Da quando il Rinascimento decretò l’illustre elevatezza del monolinguismo petrarchesco, il dialetto fu rimosso insieme aí suoi parlanti, ma anche chi oggi lo ritiene un passato da pezzenti deve sapere che nella realtà le cose andarono altrimenti. Secondo l’agiografica tradizione risorgimentale, quando Vittorio Emanuele II entrò a Roma, pronunciò con solenne eloquenza un «Ci siamo e ci resteremo»; ma molto più verisimilmente, proferì un più prosaico «Finalment i suina!», finalmente ci siamo; proposizione piemontese che conserva nella sua fresca oralità la fatica di un lungo viaggio, la realtà di un'impresa tutt'altro che omerica, più umana che letteraria. Del resto tutti quei piemontesi che fecero l’Italia non si trovavano proprio a loro agio coll’italiano: Cavour con l’idioma italico era parecchio impacciato. Ma a dispetto della realtà, il Re deve apparire tale, parlare cioè come un Agamennone.
Va da sé che il Fascismo con tale lingua fanfarona non poté che andare a nozze, nascondendo sotto il mito romano dannunziano le diseguaglianze reali, sociali e linguistiche. Il dialetto, represso da Roma, fu allora una risorsa per molti poeti del Novecento tra i più grandi, da Delio Tessa a Giacomo Noventa, da Virgilio Giotti fino al Pier Paolo Pasolini dell’Academiuta di lenga furlana. E proprio a quest’ultimo, con I Turcs tal Friùl, è dedicata una delle prime tre pubblicazioni di Ardilut, la nuova collana di poesia in dialetto diretta da Giorgio Agamben per Quodlibet, editore che ha riproposto anche una deliziosa scelta del Beckett romagnolo Raffaello Baldini. Questa collana intende indagare íl rapporto di tensione tra lingua naturale e artificiale che già Dante aveva colto nel De volgari eloquentia - e infatti se il friulano di Pasolini sia lingua o dialetto qui non rileva: è comunque idioma altro, come il ladino di Nauz, opera poetica di Roberta Dapunt.

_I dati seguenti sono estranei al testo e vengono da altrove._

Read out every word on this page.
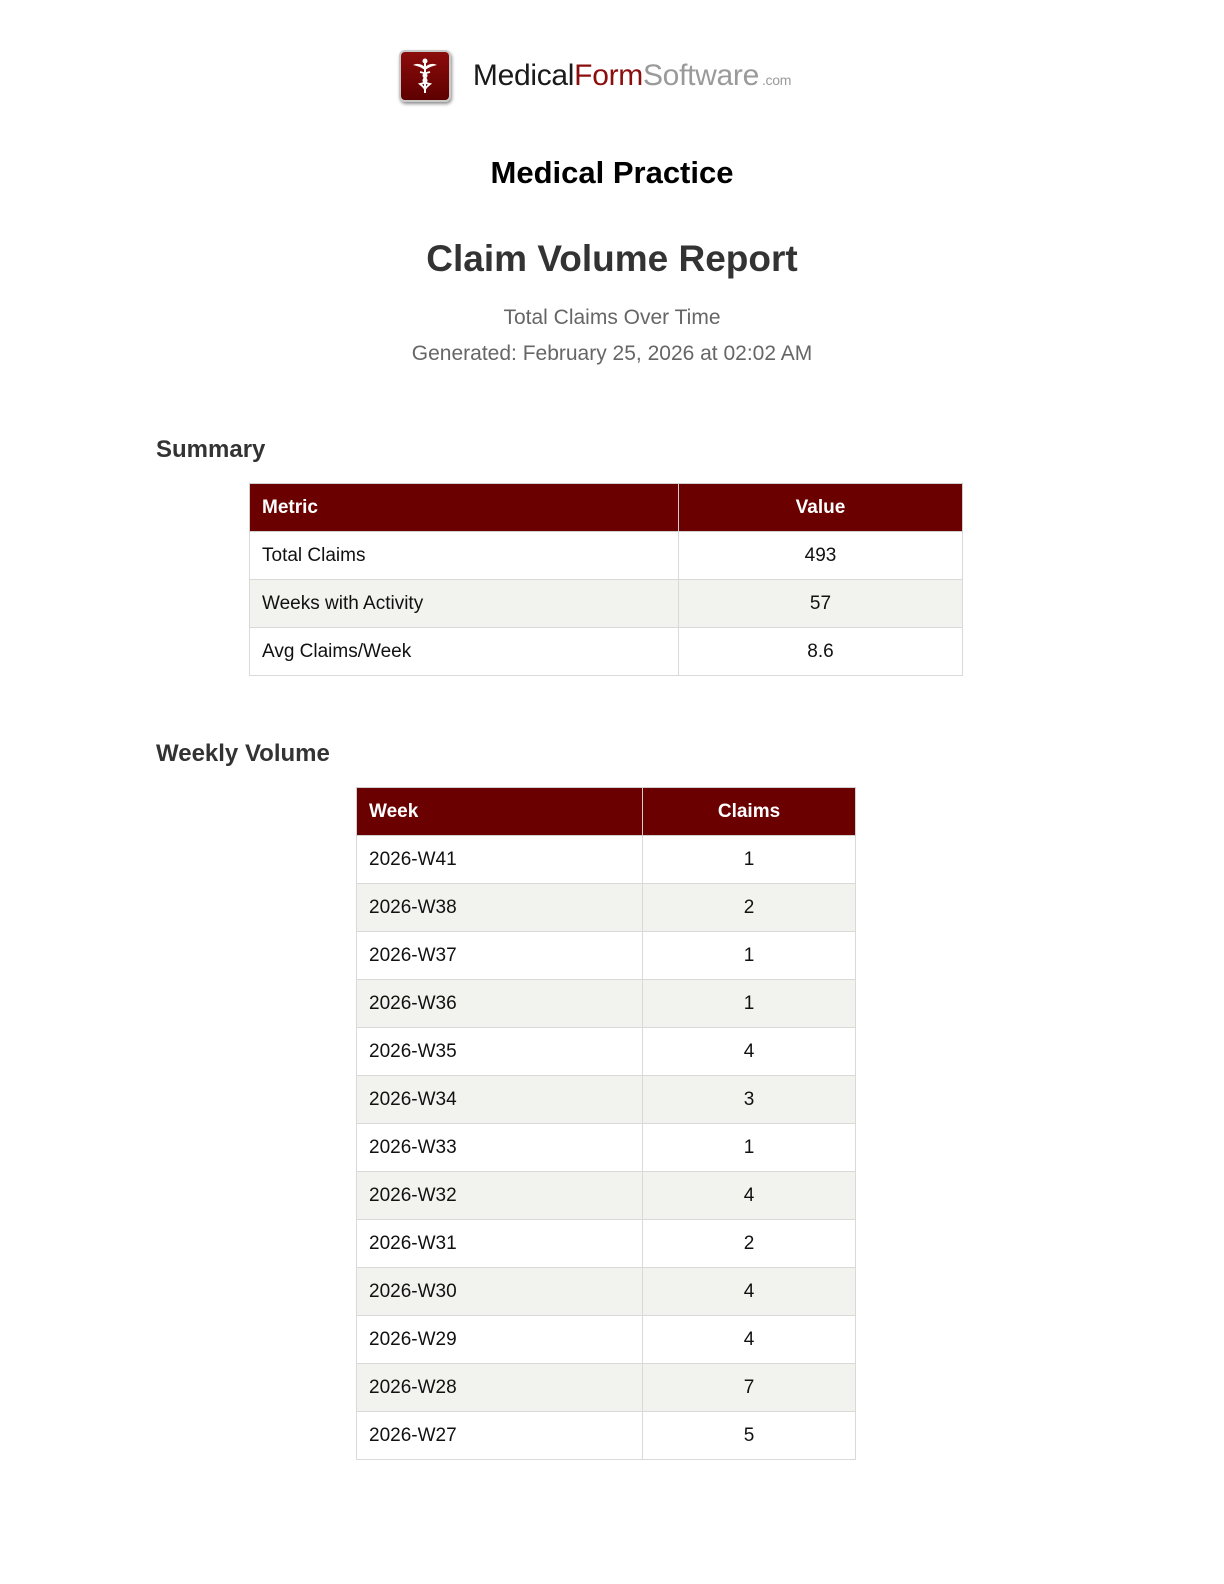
MedicalFormSoftware .com
Medical Practice
Claim Volume Report
Total Claims Over Time
Generated: February 25, 2026 at 02:02 AM
Summary
Metric	Value
Total Claims	493
Weeks with Activity	57
Avg Claims/Week	8.6
Weekly Volume
Week	Claims
2026-W41	1
2026-W38	2
2026-W37	1
2026-W36	1
2026-W35	4
2026-W34	3
2026-W33	1
2026-W32	4
2026-W31	2
2026-W30	4
2026-W29	4
2026-W28	7
2026-W27	5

Il bilinguismo italiano è stato il motore della vitalità di una tradizione letteraria che ha nutrito l'artificialità della scrittura con la naturalezza dell'oralità e viceversa, dotando così gli italiani di vivi strumenti linguistici. Questo incrocio proficuo è evidente nella ricerca dei poeti che scrivono sia in lingua sia in vernacolo; in Andrea Zanzotto, In nessuna lingua in nessun luogo, e nel contemporaneo Francesco Giusti, Quando le ombre si staccano dal muro, i quali hanno colto nel dialetto uno strumento per rivitalizzare non più la morta lingua del potere regio o fascista, ma lo stato comatoso dell’italiano capitalistico, sempre più funzionale al mercato e alla sua democrazia, ma inservibile al discorso critico e poetico o all’espressione individuale - che infatti può consistere solo nell’alternativa tra approvazione o disapprovazione, adesione o rifiuto, like o non like.